Context. Major mergers of gas-rich galaxies provide promising conditions for the formation of supermassive black holes (SMBHs; ≳105 M⊙) by direct collapse because they can trigger mass inflows as high as 104 − 105 M⊙ yr−1 on sub-parsec scales. However, the channel of SMBH formation in this case, either dark collapse (direct collapse without prior stellar phase) or supermassive star (SMS; ≳104 M⊙), remains unknown.
Aims. Here, we investigate the limit in accretion rate up to which stars can maintain hydrostatic equilibrium.
Methods. We compute hydrostatic models of SMSs accreting at 1–1000 M⊙ yr−1, and estimate the departures from equilibrium a posteriori by taking into account the finite speed of sound.
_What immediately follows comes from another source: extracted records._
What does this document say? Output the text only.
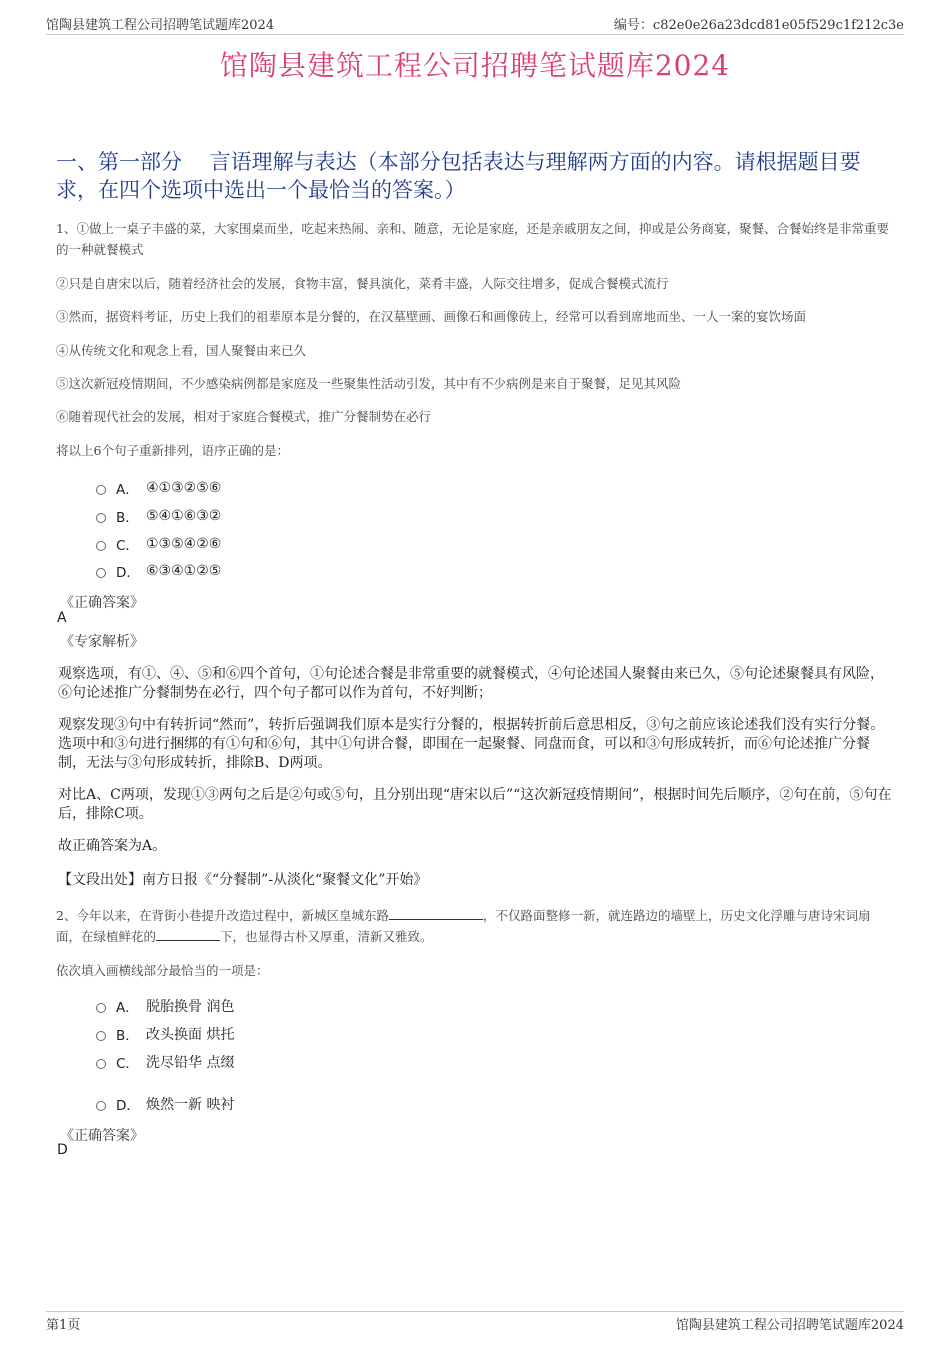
馆陶县建筑工程公司招聘笔试题库2024	编号：c82e0e26a23dcd81e05f529c1f212c3e
馆陶县建筑工程公司招聘笔试题库2024
一、第一部分　 言语理解与表达（本部分包括表达与理解两方面的内容。请根据题目要求，在四个选项中选出一个最恰当的答案。）
1、①做上一桌子丰盛的菜，大家围桌而坐，吃起来热闹、亲和、随意，无论是家庭，还是亲戚朋友之间，抑或是公务商宴，聚餐、合餐始终是非常重要的一种就餐模式
②只是自唐宋以后，随着经济社会的发展，食物丰富，餐具演化，菜肴丰盛，人际交往增多，促成合餐模式流行
③然而，据资料考证，历史上我们的祖辈原本是分餐的，在汉墓壁画、画像石和画像砖上，经常可以看到席地而坐、一人一案的宴饮场面
④从传统文化和观念上看，国人聚餐由来已久
⑤这次新冠疫情期间，不少感染病例都是家庭及一些聚集性活动引发，其中有不少病例是来自于聚餐，足见其风险
⑥随着现代社会的发展，相对于家庭合餐模式，推广分餐制势在必行
将以上6个句子重新排列，语序正确的是：
A． ④①③②⑤⑥
B． ⑤④①⑥③②
C． ①③⑤④②⑥
D． ⑥③④①②⑤
《正确答案》
A
《专家解析》
观察选项，有①、④、⑤和⑥四个首句，①句论述合餐是非常重要的就餐模式，④句论述国人聚餐由来已久，⑤句论述聚餐具有风险，⑥句论述推广分餐制势在必行，四个句子都可以作为首句，不好判断；
观察发现③句中有转折词“然而”，转折后强调我们原本是实行分餐的，根据转折前后意思相反，③句之前应该论述我们没有实行分餐。选项中和③句进行捆绑的有①句和⑥句，其中①句讲合餐，即围在一起聚餐、同盘而食，可以和③句形成转折，而⑥句论述推广分餐制，无法与③句形成转折，排除B、D两项。
对比A、C两项，发现①③两句之后是②句或⑤句，且分别出现“唐宋以后”“这次新冠疫情期间”，根据时间先后顺序，②句在前，⑤句在后，排除C项。
故正确答案为A。
【文段出处】南方日报《“分餐制”-从淡化“聚餐文化”开始》
2、今年以来，在背街小巷提升改造过程中，新城区皇城东路	，不仅路面整修一新，就连路边的墙壁上，历史文化浮雕与唐诗宋词扇面，在绿植鲜花的	下，也显得古朴又厚重，清新又雅致。
依次填入画横线部分最恰当的一项是：
A． 脱胎换骨 润色
B． 改头换面 烘托
C． 洗尽铅华 点缀
D． 焕然一新 映衬
《正确答案》
D
第1页	馆陶县建筑工程公司招聘笔试题库2024
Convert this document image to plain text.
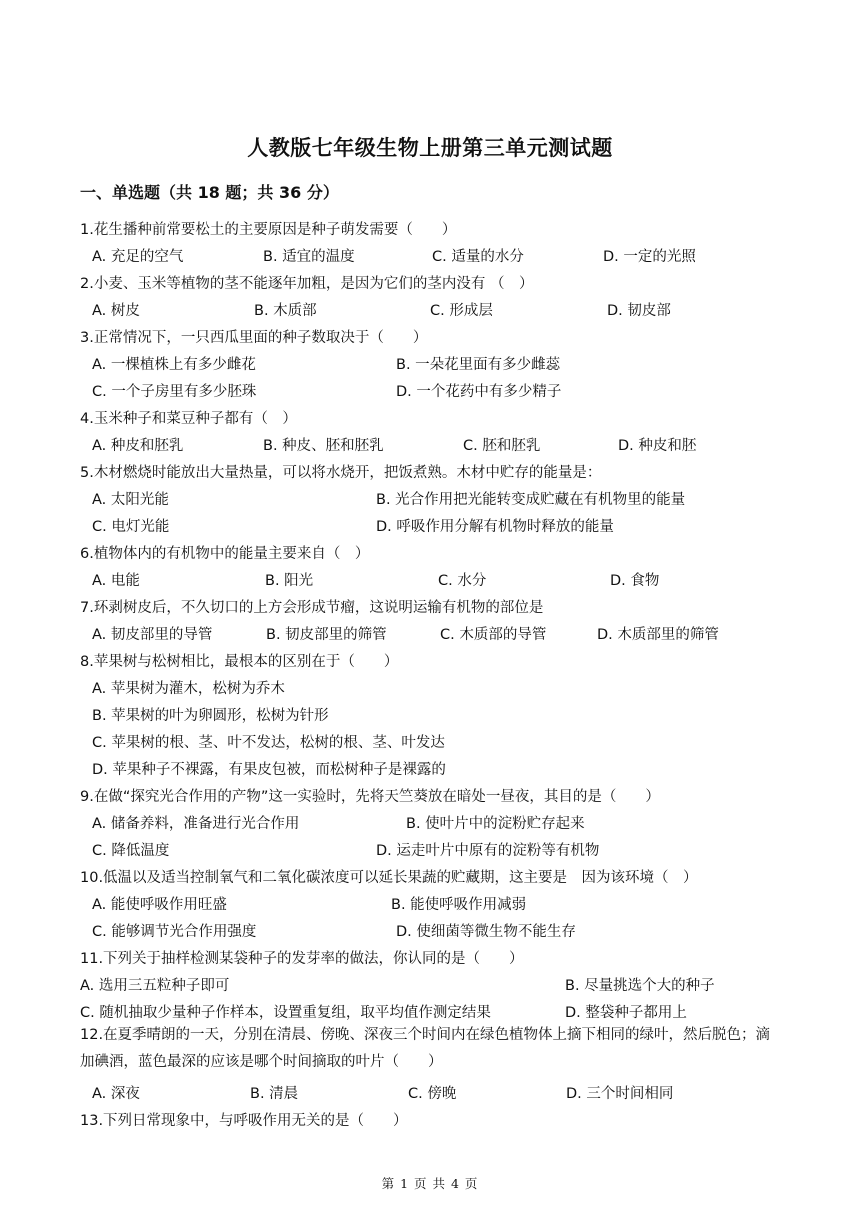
人教版七年级生物上册第三单元测试题
一、单选题（共 18 题；共 36 分）
1.花生播种前常要松土的主要原因是种子萌发需要（　　）
A. 充足的空气	B. 适宜的温度	C. 适量的水分	D. 一定的光照
2.小麦、玉米等植物的茎不能逐年加粗，是因为它们的茎内没有 （　）
A. 树皮	B. 木质部	C. 形成层	D. 韧皮部
3.正常情况下，一只西瓜里面的种子数取决于（　　）
A. 一棵植株上有多少雌花	B. 一朵花里面有多少雌蕊
C. 一个子房里有多少胚珠	D. 一个花药中有多少精子
4.玉米种子和菜豆种子都有（　）
A. 种皮和胚乳	B. 种皮、胚和胚乳	C. 胚和胚乳	D. 种皮和胚
5.木材燃烧时能放出大量热量，可以将水烧开，把饭煮熟。木材中贮存的能量是：
A. 太阳光能	B. 光合作用把光能转变成贮藏在有机物里的能量
C. 电灯光能	D. 呼吸作用分解有机物时释放的能量
6.植物体内的有机物中的能量主要来自（　）
A. 电能	B. 阳光	C. 水分	D. 食物
7.环剥树皮后，不久切口的上方会形成节瘤，这说明运输有机物的部位是
A. 韧皮部里的导管	B. 韧皮部里的筛管	C. 木质部的导管	D. 木质部里的筛管
8.苹果树与松树相比，最根本的区别在于（　　）
A. 苹果树为灌木，松树为乔木
B. 苹果树的叶为卵圆形，松树为针形
C. 苹果树的根、茎、叶不发达，松树的根、茎、叶发达
D. 苹果种子不裸露，有果皮包被，而松树种子是裸露的
9.在做“探究光合作用的产物”这一实验时，先将天竺葵放在暗处一昼夜，其目的是（　　）
A. 储备养料，准备进行光合作用	B. 使叶片中的淀粉贮存起来
C. 降低温度	D. 运走叶片中原有的淀粉等有机物
10.低温以及适当控制氧气和二氧化碳浓度可以延长果蔬的贮藏期，这主要是　因为该环境（　）
A. 能使呼吸作用旺盛	B. 能使呼吸作用减弱
C. 能够调节光合作用强度	D. 使细菌等微生物不能生存
11.下列关于抽样检测某袋种子的发芽率的做法，你认同的是（　　）
A. 选用三五粒种子即可	B. 尽量挑选个大的种子
C. 随机抽取少量种子作样本，设置重复组，取平均值作测定结果	D. 整袋种子都用上
12.在夏季晴朗的一天，分别在清晨、傍晚、深夜三个时间内在绿色植物体上摘下相同的绿叶，然后脱色；滴加碘酒，蓝色最深的应该是哪个时间摘取的叶片（　　）
A. 深夜	B. 清晨	C. 傍晚	D. 三个时间相同
13.下列日常现象中，与呼吸作用无关的是（　　）
第 1 页 共 4 页
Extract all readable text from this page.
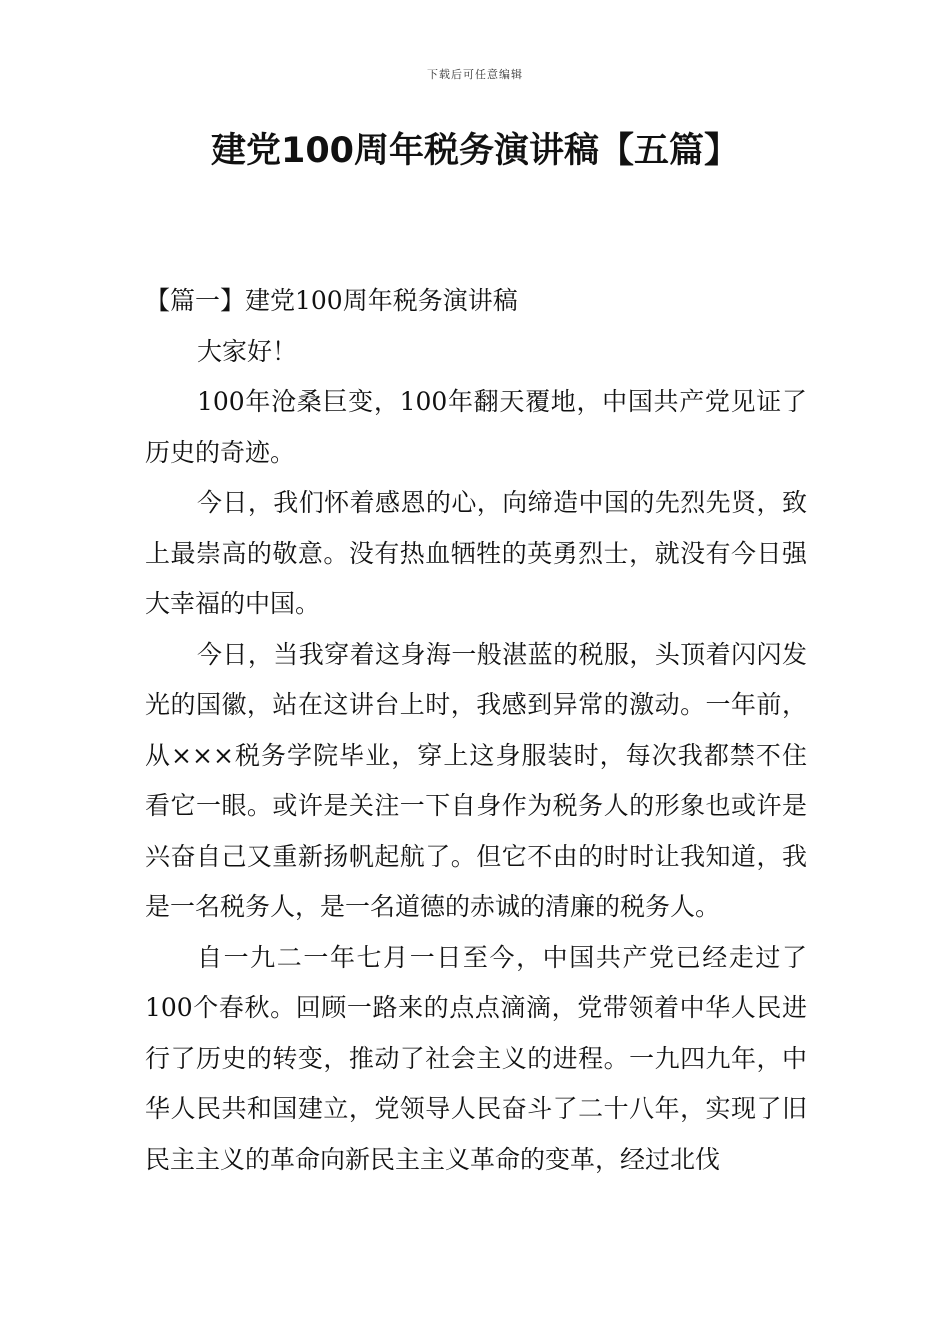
下载后可任意编辑
建党100周年税务演讲稿【五篇】
【篇一】建党100周年税务演讲稿

大家好！

100年沧桑巨变，100年翻天覆地，中国共产党见证了历史的奇迹。

今日，我们怀着感恩的心，向缔造中国的先烈先贤，致上最崇高的敬意。没有热血牺牲的英勇烈士，就没有今日强大幸福的中国。

今日，当我穿着这身海一般湛蓝的税服，头顶着闪闪发光的国徽，站在这讲台上时，我感到异常的激动。一年前，从×××税务学院毕业，穿上这身服装时，每次我都禁不住看它一眼。或许是关注一下自身作为税务人的形象也或许是兴奋自己又重新扬帆起航了。但它不由的时时让我知道，我是一名税务人，是一名道德的赤诚的清廉的税务人。

自一九二一年七月一日至今，中国共产党已经走过了100个春秋。回顾一路来的点点滴滴，党带领着中华人民进行了历史的转变，推动了社会主义的进程。一九四九年，中华人民共和国建立，党领导人民奋斗了二十八年，实现了旧民主主义的革命向新民主主义革命的变革，经过北伐
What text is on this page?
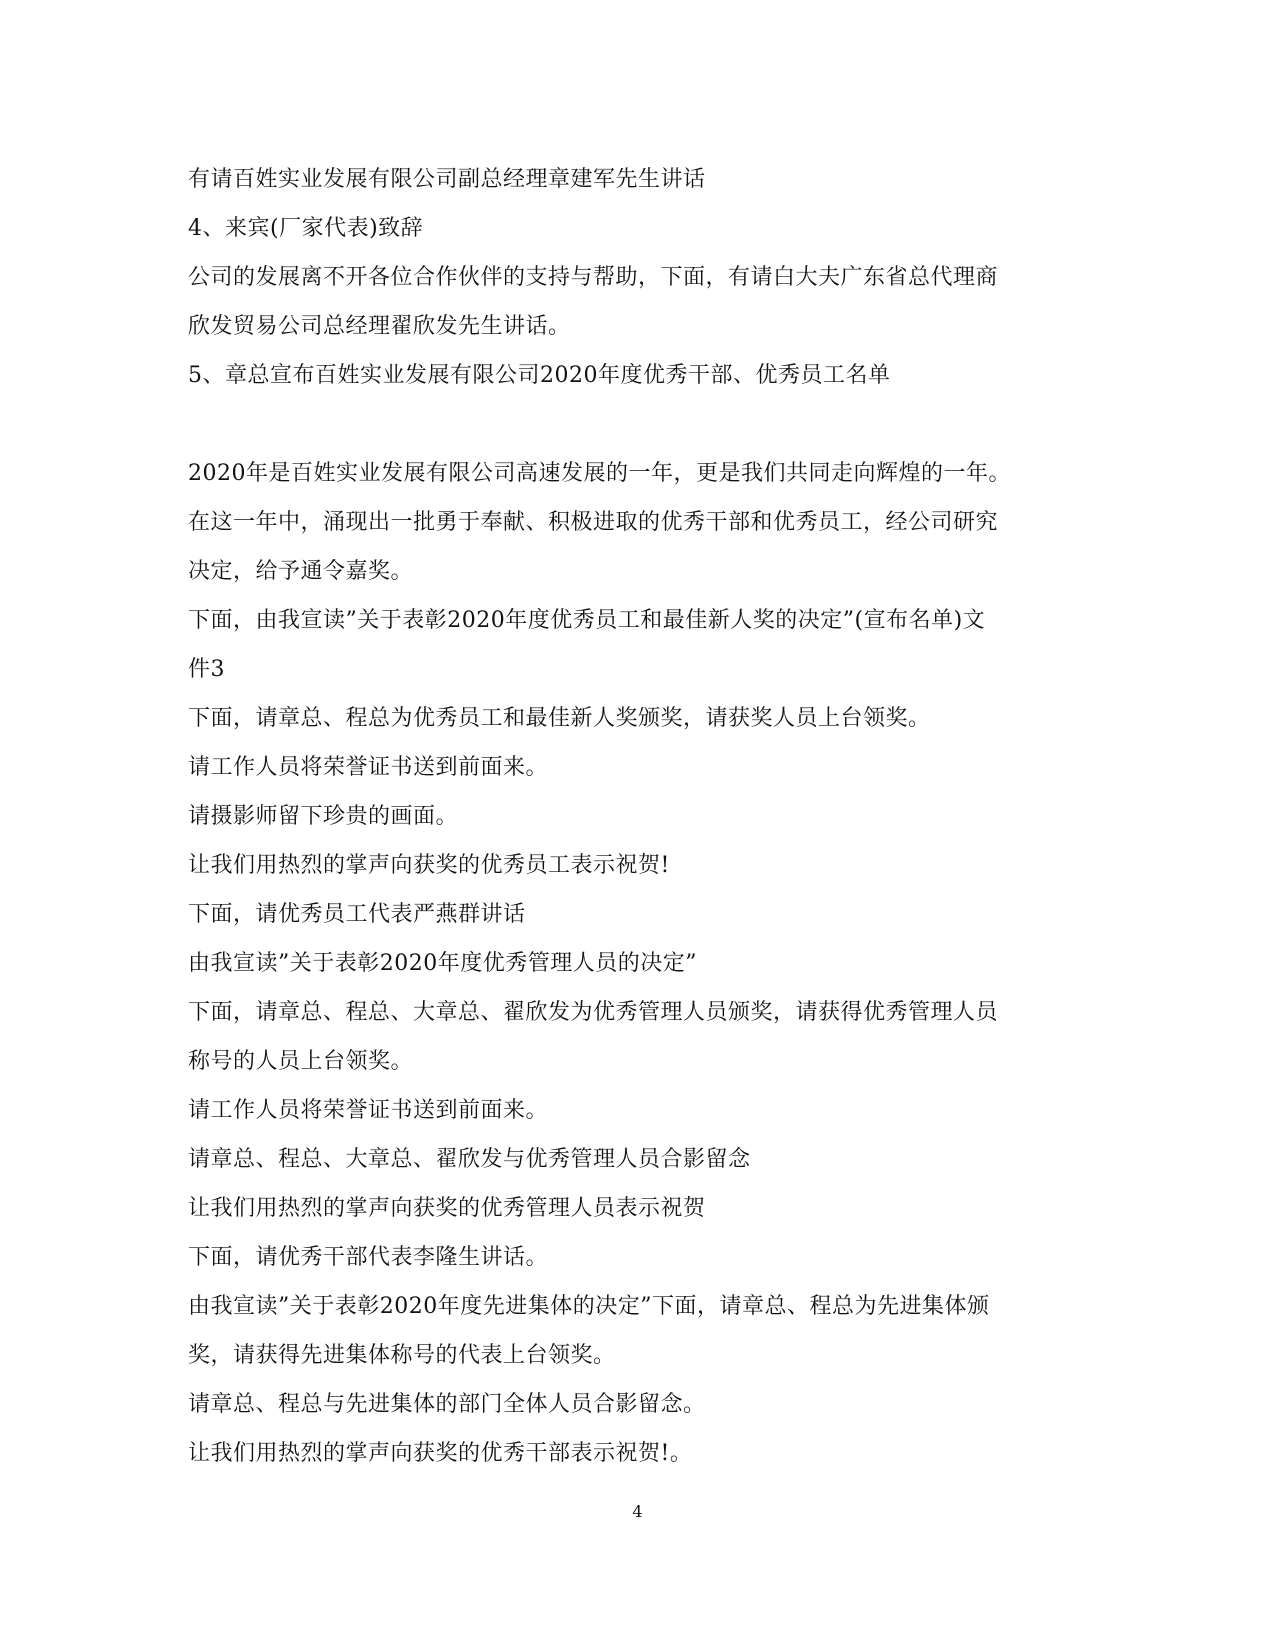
有请百姓实业发展有限公司副总经理章建军先生讲话
4、来宾(厂家代表)致辞
公司的发展离不开各位合作伙伴的支持与帮助，下面，有请白大夫广东省总代理商
欣发贸易公司总经理翟欣发先生讲话。
5、章总宣布百姓实业发展有限公司2020年度优秀干部、优秀员工名单
2020年是百姓实业发展有限公司高速发展的一年，更是我们共同走向辉煌的一年。
在这一年中，涌现出一批勇于奉献、积极进取的优秀干部和优秀员工，经公司研究
决定，给予通令嘉奖。
下面，由我宣读”关于表彰2020年度优秀员工和最佳新人奖的决定”(宣布名单)文
件3
下面，请章总、程总为优秀员工和最佳新人奖颁奖，请获奖人员上台领奖。
请工作人员将荣誉证书送到前面来。
请摄影师留下珍贵的画面。
让我们用热烈的掌声向获奖的优秀员工表示祝贺!
下面，请优秀员工代表严燕群讲话
由我宣读”关于表彰2020年度优秀管理人员的决定”
下面，请章总、程总、大章总、翟欣发为优秀管理人员颁奖，请获得优秀管理人员
称号的人员上台领奖。
请工作人员将荣誉证书送到前面来。
请章总、程总、大章总、翟欣发与优秀管理人员合影留念
让我们用热烈的掌声向获奖的优秀管理人员表示祝贺
下面，请优秀干部代表李隆生讲话。
由我宣读”关于表彰2020年度先进集体的决定”下面，请章总、程总为先进集体颁
奖，请获得先进集体称号的代表上台领奖。
请章总、程总与先进集体的部门全体人员合影留念。
让我们用热烈的掌声向获奖的优秀干部表示祝贺!。
4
Results. We find that stars accreting above the atomic cooling limit (≳10 M⊙ yr−1) can only maintain hydrostatic equilibrium once they are supermassive. In this case, they evolve adiabatically with a hylotropic structure, that is, entropy is locally conserved and scales with the square root of the mass coordinate.
Conclusions. Our results imply that stars can only become supermassive by accretion at the rates of atomically cooled haloes (∼0.1 − 10 M⊙ yr−1). Once they are supermassive, larger rates are possible.